Surge Copper (TSXV: SURG) has put a price tag on its Berg copper project, and it’s a large one. The company released a pre-feasibility study for the wholly owned project in central British Columbia this morning, pegging the after-tax net present value at $4.6 billion using a 8% discount rate, with an internal rate of return of 24% and a payback period of 2.9 years.
Those base case figures rest on long term price assumptions of US$4.75 per pound copper, US$20.00 per pound molybdenum, US$45 per ounce silver and US$3,500 per ounce gold.
Run the same model at June spot prices, copper at US$6.45 and molybdenum at US$30.00, among them, and the economics rise considerably, lifting the after-tax NPV to $9.4 billion, the IRR to 36% while cutting payback to 1.8 years.
The study outlines a conventional open pit operation feeding a 120,000 tonne per day concentrator over a 28 year mine life. Total output is projected at 8.6 billion pounds of copper equivalent, of which 4.9 billion pounds is copper, alongside 602 million pounds of molybdenum and 89 million ounces of silver. Production is front loaded, with the first five steady state years averaging 416 million pounds of copper equivalent annually before settling to a life of mine average of 308 million pounds.

Costs come in at the lower end of the curve.

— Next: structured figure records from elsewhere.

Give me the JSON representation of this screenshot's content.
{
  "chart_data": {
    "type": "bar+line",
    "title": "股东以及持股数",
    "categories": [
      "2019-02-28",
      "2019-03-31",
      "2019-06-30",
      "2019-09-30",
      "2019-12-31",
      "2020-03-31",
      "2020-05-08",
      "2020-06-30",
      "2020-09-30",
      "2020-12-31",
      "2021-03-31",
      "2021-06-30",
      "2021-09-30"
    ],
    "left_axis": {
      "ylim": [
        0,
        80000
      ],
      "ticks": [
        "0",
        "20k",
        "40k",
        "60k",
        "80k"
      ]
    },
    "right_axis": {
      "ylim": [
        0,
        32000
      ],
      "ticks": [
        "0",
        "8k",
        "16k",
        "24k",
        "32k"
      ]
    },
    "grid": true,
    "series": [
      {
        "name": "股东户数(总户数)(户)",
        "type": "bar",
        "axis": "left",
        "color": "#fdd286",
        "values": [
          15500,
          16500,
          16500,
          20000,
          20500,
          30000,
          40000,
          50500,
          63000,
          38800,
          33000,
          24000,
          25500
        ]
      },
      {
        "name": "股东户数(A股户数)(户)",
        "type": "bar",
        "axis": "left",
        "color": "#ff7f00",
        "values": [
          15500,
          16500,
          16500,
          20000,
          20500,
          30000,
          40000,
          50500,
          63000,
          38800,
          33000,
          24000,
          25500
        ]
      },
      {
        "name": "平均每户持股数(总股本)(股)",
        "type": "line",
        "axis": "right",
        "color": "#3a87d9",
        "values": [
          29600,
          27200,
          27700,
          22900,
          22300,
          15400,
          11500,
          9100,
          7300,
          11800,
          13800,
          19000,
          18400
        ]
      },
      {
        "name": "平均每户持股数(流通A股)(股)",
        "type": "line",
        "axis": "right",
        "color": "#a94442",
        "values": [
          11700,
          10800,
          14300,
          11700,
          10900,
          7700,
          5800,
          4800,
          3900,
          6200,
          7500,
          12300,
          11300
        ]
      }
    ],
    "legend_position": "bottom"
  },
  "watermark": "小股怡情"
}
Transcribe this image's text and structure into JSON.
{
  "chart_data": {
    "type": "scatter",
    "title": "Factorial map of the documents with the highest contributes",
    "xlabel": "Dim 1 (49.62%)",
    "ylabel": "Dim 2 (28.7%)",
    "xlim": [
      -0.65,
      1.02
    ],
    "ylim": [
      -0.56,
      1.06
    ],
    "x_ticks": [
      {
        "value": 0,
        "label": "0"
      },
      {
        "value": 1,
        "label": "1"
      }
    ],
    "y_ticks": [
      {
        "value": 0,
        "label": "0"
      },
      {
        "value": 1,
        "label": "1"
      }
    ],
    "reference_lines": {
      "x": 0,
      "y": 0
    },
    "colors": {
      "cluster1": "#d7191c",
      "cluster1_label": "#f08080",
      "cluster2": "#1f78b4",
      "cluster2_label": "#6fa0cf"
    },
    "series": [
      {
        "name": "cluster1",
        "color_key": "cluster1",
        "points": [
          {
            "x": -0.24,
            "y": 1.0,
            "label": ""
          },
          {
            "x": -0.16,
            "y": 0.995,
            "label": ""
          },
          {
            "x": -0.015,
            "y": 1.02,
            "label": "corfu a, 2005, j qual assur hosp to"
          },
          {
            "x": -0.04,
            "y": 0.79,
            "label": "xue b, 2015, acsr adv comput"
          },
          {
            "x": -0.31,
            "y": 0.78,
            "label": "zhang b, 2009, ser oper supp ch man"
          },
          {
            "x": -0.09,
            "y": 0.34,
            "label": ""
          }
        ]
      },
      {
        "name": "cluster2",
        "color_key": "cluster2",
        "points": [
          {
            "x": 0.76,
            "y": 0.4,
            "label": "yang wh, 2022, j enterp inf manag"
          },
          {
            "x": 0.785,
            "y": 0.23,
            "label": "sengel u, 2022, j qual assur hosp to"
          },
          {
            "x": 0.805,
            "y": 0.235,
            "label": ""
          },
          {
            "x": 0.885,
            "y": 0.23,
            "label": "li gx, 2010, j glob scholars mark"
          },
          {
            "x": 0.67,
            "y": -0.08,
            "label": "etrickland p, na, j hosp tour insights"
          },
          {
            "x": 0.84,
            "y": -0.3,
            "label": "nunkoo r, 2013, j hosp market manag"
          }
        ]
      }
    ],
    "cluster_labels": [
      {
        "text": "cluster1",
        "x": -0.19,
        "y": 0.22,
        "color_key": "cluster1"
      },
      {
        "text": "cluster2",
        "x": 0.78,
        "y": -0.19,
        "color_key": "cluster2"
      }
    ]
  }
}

Surge estimates C1 co-product cash costs of US$1.95 per payable pound of copper equivalent, while strong by-product credits push cash costs to negative US$0.17 per payable pound of copper. C3 figures, which fold in sustaining capital, land at US$2.10 and US$0.10 per pound respectively. The low cost profile is helped by a modest 2.0:1 strip ratio and access to BC Hydro’s grid via a proposed 230 kV transmission line, with ore moving to the plant by downhill overland conveyor.
Building it will not be cheap. Initial capital is estimated at $4.7 billion over a three-year construction period, with a further $1.7 billion in sustaining capital across the mine life.
Chief Executive Leif Nilsson said the study materially advances one of Canada’s most significant undeveloped copper projects and provides a defined foundation for entering the environmental assessment and future feasibility work. Premier David Eby also weighed in, saying the province is encouraged by projects like Berg to help responsibly develop critical minerals.
Next, Surge plans to submit an Initial Project Description to begin provincial and federal assessments, alongside a 2026 field program.
Surge Copper last traded at $0.74 on the TSX Venture.